Fabrizio juega en el suelo con unos cubos azules y rojos. Escuchamos música de la banda sonora de Amelie. Tomo té verde. Recorto unos dibujos de cartón para hacerle a nuestro hijo su primer libro en español. Pienso en una historia breve, sencilla, llena de música y colores. Fabrizio me mira mientras recorto las figuritas y me inspira pureza. Frente a sus ojos me siento la mamá más bella.

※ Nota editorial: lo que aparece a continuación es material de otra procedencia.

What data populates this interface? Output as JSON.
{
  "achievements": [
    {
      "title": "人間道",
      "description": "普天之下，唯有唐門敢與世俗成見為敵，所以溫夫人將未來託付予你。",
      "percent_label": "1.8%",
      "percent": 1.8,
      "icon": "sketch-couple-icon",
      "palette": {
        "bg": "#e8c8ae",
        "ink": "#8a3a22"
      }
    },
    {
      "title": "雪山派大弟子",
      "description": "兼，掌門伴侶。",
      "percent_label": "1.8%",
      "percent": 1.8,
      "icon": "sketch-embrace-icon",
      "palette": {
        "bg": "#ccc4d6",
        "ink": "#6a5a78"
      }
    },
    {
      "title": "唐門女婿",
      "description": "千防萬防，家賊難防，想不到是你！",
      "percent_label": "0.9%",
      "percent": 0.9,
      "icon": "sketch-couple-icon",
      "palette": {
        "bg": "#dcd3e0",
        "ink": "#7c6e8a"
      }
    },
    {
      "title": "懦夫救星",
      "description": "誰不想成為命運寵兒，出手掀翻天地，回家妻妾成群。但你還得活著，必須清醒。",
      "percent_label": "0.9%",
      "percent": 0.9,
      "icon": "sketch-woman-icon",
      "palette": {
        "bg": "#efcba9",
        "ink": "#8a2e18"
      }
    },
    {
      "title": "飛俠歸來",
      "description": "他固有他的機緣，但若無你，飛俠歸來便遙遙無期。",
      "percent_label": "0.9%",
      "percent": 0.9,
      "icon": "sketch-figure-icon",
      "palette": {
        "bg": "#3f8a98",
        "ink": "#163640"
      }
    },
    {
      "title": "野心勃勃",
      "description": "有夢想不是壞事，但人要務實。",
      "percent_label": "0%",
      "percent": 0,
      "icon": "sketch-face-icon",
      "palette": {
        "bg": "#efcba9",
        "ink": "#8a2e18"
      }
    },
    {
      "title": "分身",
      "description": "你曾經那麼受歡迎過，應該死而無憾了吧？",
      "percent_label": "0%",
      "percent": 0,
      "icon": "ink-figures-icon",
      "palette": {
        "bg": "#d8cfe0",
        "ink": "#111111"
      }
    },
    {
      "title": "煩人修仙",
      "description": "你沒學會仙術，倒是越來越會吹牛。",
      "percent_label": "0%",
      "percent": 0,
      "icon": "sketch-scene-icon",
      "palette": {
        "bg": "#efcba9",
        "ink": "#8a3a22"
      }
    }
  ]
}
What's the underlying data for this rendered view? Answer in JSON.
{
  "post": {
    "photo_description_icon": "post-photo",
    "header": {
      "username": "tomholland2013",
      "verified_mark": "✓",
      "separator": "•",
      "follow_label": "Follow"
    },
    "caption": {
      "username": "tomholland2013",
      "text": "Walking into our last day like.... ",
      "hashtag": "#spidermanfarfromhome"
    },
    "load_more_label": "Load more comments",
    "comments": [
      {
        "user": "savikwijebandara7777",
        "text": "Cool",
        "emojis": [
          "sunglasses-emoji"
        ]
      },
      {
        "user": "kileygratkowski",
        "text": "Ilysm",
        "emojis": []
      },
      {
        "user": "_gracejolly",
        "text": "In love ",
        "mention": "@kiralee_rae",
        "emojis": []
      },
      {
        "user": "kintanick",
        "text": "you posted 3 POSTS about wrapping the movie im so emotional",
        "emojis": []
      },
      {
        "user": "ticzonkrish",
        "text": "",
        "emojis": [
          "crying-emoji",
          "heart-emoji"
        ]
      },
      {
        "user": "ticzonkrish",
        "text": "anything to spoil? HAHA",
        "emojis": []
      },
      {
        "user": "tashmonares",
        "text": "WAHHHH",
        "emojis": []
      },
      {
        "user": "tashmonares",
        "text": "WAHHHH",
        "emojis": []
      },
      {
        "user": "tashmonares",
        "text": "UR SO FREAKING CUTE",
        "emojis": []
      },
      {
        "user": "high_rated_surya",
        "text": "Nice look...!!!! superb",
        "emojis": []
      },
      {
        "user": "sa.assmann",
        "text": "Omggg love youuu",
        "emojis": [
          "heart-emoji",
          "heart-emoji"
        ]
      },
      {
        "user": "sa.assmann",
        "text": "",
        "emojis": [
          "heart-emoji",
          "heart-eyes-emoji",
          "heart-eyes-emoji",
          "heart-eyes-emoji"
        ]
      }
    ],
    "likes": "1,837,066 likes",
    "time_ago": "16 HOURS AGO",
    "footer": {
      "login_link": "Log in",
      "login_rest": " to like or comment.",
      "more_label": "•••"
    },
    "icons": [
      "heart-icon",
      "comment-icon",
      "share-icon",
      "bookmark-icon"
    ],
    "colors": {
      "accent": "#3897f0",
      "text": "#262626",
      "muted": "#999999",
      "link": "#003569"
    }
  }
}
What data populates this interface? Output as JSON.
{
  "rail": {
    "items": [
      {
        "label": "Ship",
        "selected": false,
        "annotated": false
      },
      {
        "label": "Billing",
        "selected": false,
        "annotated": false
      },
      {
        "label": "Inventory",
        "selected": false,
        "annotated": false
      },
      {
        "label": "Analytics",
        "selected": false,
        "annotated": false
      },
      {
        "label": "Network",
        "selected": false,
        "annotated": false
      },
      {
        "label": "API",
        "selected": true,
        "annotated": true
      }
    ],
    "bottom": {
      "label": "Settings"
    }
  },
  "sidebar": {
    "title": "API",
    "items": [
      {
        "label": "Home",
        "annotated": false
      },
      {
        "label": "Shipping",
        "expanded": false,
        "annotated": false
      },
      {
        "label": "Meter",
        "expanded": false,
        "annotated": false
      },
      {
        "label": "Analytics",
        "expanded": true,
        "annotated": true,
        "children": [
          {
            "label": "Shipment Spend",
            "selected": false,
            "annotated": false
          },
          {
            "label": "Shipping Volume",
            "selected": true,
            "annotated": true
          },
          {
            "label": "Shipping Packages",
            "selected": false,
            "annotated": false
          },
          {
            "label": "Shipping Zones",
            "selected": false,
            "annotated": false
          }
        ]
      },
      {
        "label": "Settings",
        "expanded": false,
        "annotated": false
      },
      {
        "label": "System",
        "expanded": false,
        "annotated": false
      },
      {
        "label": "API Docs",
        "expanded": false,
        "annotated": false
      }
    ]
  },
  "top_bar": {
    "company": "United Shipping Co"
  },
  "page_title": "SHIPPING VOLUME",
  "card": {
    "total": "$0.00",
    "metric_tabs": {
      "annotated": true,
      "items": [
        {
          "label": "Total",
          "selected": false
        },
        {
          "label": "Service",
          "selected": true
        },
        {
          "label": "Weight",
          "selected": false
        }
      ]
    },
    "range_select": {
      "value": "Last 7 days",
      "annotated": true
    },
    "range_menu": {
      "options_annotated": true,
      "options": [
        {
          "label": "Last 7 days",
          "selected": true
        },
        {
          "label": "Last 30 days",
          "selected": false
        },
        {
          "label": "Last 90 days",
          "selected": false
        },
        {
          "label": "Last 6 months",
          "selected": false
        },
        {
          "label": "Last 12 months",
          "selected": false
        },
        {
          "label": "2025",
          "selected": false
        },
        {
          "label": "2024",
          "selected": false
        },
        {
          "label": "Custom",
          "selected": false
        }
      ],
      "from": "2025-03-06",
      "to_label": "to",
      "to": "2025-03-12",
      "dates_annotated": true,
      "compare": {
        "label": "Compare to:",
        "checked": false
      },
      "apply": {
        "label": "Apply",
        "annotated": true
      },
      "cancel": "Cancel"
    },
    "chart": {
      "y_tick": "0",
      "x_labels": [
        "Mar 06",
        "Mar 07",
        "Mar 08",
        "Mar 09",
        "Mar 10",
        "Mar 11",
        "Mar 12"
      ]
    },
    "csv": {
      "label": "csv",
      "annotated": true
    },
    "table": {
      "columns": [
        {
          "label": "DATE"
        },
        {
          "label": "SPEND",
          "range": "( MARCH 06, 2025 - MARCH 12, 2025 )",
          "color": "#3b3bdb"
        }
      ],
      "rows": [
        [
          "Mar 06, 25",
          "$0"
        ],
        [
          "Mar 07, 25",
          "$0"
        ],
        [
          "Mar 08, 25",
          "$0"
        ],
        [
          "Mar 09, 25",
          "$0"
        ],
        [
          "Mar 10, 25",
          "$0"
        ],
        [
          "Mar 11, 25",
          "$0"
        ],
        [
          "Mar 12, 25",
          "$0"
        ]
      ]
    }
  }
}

martes, 26 de febrero de 2013

de camino al mercado


Un pato dormido detrás de la rueda de un auto, una garza al borde del canal mira hacia la ventana del vecino que le da de comer, un hombre en bicicleta con un paraguas rojo canta Love me do de los Beatles, un gato bosteza en el alféizar de una ventana, un ángel de madera colgado en la puerta de una casa nos mira en silencio, una peluquería decorada con lámparas antiguas, cocinas de la época de mi abuela, asientos de un viejo avión en la sala de espera, tiene un cartel que dice, “we komen later terug” (volvemos en un rato). 
De camino al mercado de Delft nos caímos con Fabrizio adentro de un cuento de Felisberto Hernandez.

lunes, 25 de febrero de 2013

una película que se "repite"


Ayer, domingo de sol y nieve, Fabrizio acostado en el suelo intentaba girarse boca abajo. Con Chris tomábamos un capuchino mirándolo fascinados. Ponía toda su fuerza en ese intento, repitiendo el mismo movimiento incansables veces hasta lograr quedarse panza abajo. Qué misterio es la memoria que no nos guarda ningún recuerdo de esos primeros meses. Cuando veo a mi hijo me parece increíble haber sido un bebé 41 años atrás. Sin embargo, por la noche miramos fotos de cuando estaba embarazada y en una de mis sonrisas me reconocí de aquella época de antaño; me encontré un gran parecido a Fabrizio. Un hijo nos devuelve esa maravillosa oportunidad; la de “repasar la película” de nuestras vidas. 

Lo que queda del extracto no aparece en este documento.